Pone por testigos Lucrecia a Strozzi y Bembo.

– ¿Habéis apreciado mi melancolía?

Se miran sorprendidos Strozzi y Bembo a la espera de que uno de los dos diga algo, y es Bembo quien se apodera de la situación.

– Si se llama melancolía a lo que siente Lucrecia, quisiera para mí esa melancolía de por vida.

La melancolía equivale a la "divina manía" de Platón y es la antesala de la locura.

Se impacienta Ercole.

– ¡Poetas! ¡Poetas! Guardaros las pamplinas para cuando me vaya.

¿Conoces, Lucrecia, los problemas de César, o no?

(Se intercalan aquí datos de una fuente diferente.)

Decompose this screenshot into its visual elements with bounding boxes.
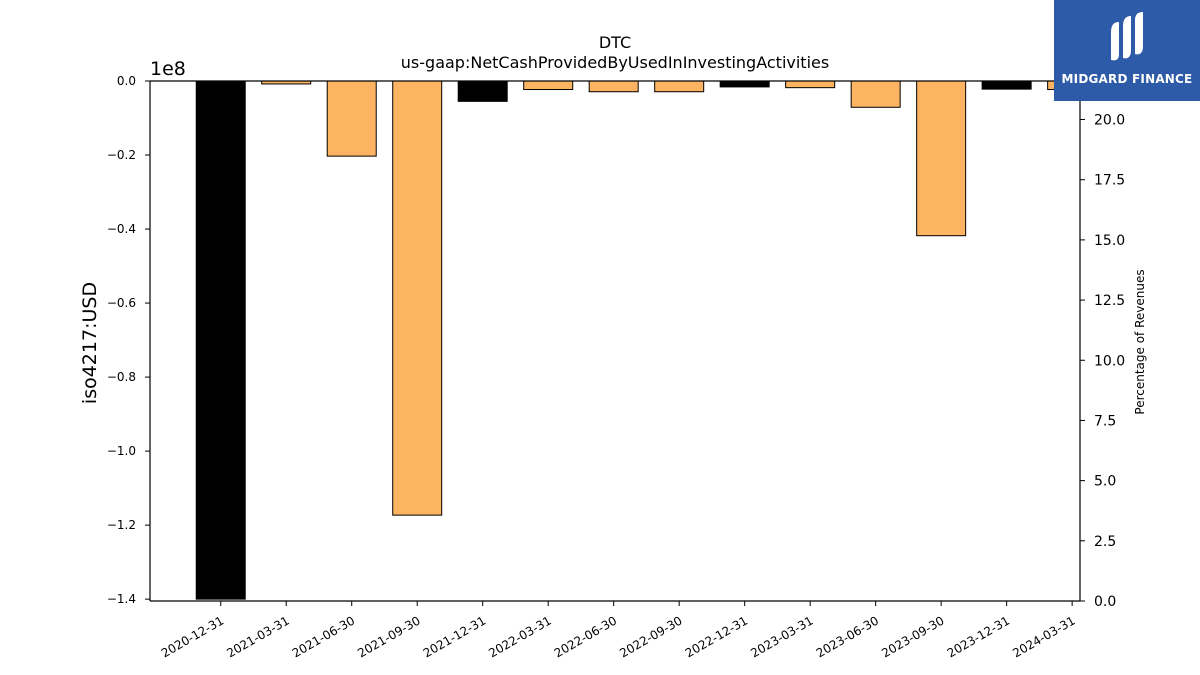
y-tick-label: −0.4 [107, 222, 136, 236]
bar-2022-06-30 [588, 80, 639, 93]
y-tick-label: −0.6 [107, 296, 136, 310]
y2-tick-label: 10.0 [1094, 353, 1125, 369]
midgard-logo-icon [1111, 12, 1143, 61]
y-tick-label: −1.0 [107, 444, 136, 458]
bar-2020-12-31 [195, 80, 246, 600]
chart-title: DTC [599, 33, 631, 52]
x-tick-label: 2023-03-31 [748, 613, 815, 660]
bar-2023-09-30 [916, 80, 967, 237]
x-tick-label: 2021-03-31 [224, 613, 291, 660]
bar-2023-03-31 [785, 80, 836, 89]
y2-tick-label: 20.0 [1094, 113, 1125, 129]
x-tick-label: 2023-12-31 [945, 613, 1012, 660]
y2-tick-label: 5.0 [1094, 474, 1116, 490]
y-offset-label: 1e8 [150, 58, 186, 80]
x-tick-label: 2020-12-31 [159, 613, 226, 660]
bar-2022-12-31 [719, 80, 770, 88]
x-tick-label: 2021-12-31 [421, 613, 488, 660]
x-tick-label: 2022-09-30 [617, 613, 684, 660]
y-tick-label: −1.2 [107, 518, 136, 532]
y2-tick-label: 0.0 [1094, 594, 1116, 610]
bar-2022-09-30 [654, 80, 705, 93]
x-tick-label: 2022-12-31 [683, 613, 750, 660]
y-tick-label: −0.8 [107, 370, 136, 384]
y-tick-label: 0.0 [117, 74, 136, 88]
y2-axis-label: Percentage of Revenues [1133, 269, 1147, 414]
y-tick-label: −0.2 [107, 148, 136, 162]
bars-group [195, 80, 1098, 600]
x-tick-label: 2023-09-30 [879, 613, 946, 660]
bar-2023-06-30 [850, 80, 901, 108]
chart-subtitle: us-gaap:NetCashProvidedByUsedInInvesting… [401, 53, 829, 72]
y2-tick-label: 12.5 [1094, 293, 1125, 309]
y-axis-label: iso4217:USD [79, 282, 101, 404]
x-tick-label: 2022-06-30 [552, 613, 619, 660]
y2-tick-label: 7.5 [1094, 413, 1116, 429]
y-tick-label: −1.4 [107, 592, 136, 606]
y2-tick-label: 2.5 [1094, 534, 1116, 550]
x-tick-label: 2021-09-30 [355, 613, 422, 660]
x-tick-label: 2021-06-30 [290, 613, 357, 660]
bar-2021-12-31 [457, 80, 508, 102]
bar-2021-06-30 [326, 80, 377, 157]
x-tick-label: 2023-06-30 [814, 613, 881, 660]
y2-tick-label: 17.5 [1094, 173, 1125, 189]
bar-2021-09-30 [392, 80, 443, 516]
x-tick-label: 2024-03-31 [1010, 613, 1077, 660]
brand-logo: MIDGARD FINANCE [1054, 0, 1200, 101]
logo-text: MIDGARD FINANCE [1061, 72, 1193, 86]
bar-2023-12-31 [981, 80, 1032, 90]
axes-group: 0.0 −0.2 −0.4 −0.6 −0.8 −1.0 −1.2 −1.4 0.0 2.5 5.0… [107, 74, 1125, 660]
y2-tick-label: 15.0 [1094, 233, 1125, 249]
x-tick-label: 2022-03-31 [486, 613, 553, 660]
bar-2022-03-31 [523, 80, 574, 91]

– Conozco que no tiene problemas.

– ¿Desde cuándo?

– Desde ayer, supongo. Fue cuando supe que Ramiro de Llorca había sido capturado y que los condotieros han aceptado negociar con César.

– ¿Cómo es posible que tú sepas lo que yo no sé?

– Ésa es precisamente una cosa que usted sabe y que yo no sé. Que usted no sabe lo que yo sé.

Acentúa Bembo el juego de palabras.

– ¿Y cómo podría saber el honorable duque que tú no sabes lo que él considera deberías saber?

Y se sube Strozzi al juego de palabras.

– ¿Y cómo podría saber nuestra señora Lucrecia que el duque no sabe que ella no sabe lo que debería saber?

Reprime su enfurecimiento Ercole para retirarse, pero aún conserva un espolón y lo lanza.

– Mis contables me han llamado escandalizados por tus gastos. No los cubre ni la aportación de su santidad, ni mis buenos propósitos.

Hay que recortar lo superfluo, Lucrecia. Recuerda al gran Horacio: "Vivitur parvo bene"."

– Se puede vivir con poco, cierto, aunque lo que usted me pide es que viva con menos, no con poco.

¿No es así?

– Cierto.

– Le cambio un Horacio por un Séneca, filósofo de su predilección, me consta.

– Sigue siendo cierto.

– Escribió Séneca: "Malum est in necessitate vivere; sed in necessitate vivere necessitas nulla est." Es malo vivir en la necesidad, pero no hay ninguna necesidad de vivir en la necesidad. ¿Somos pobres, acaso?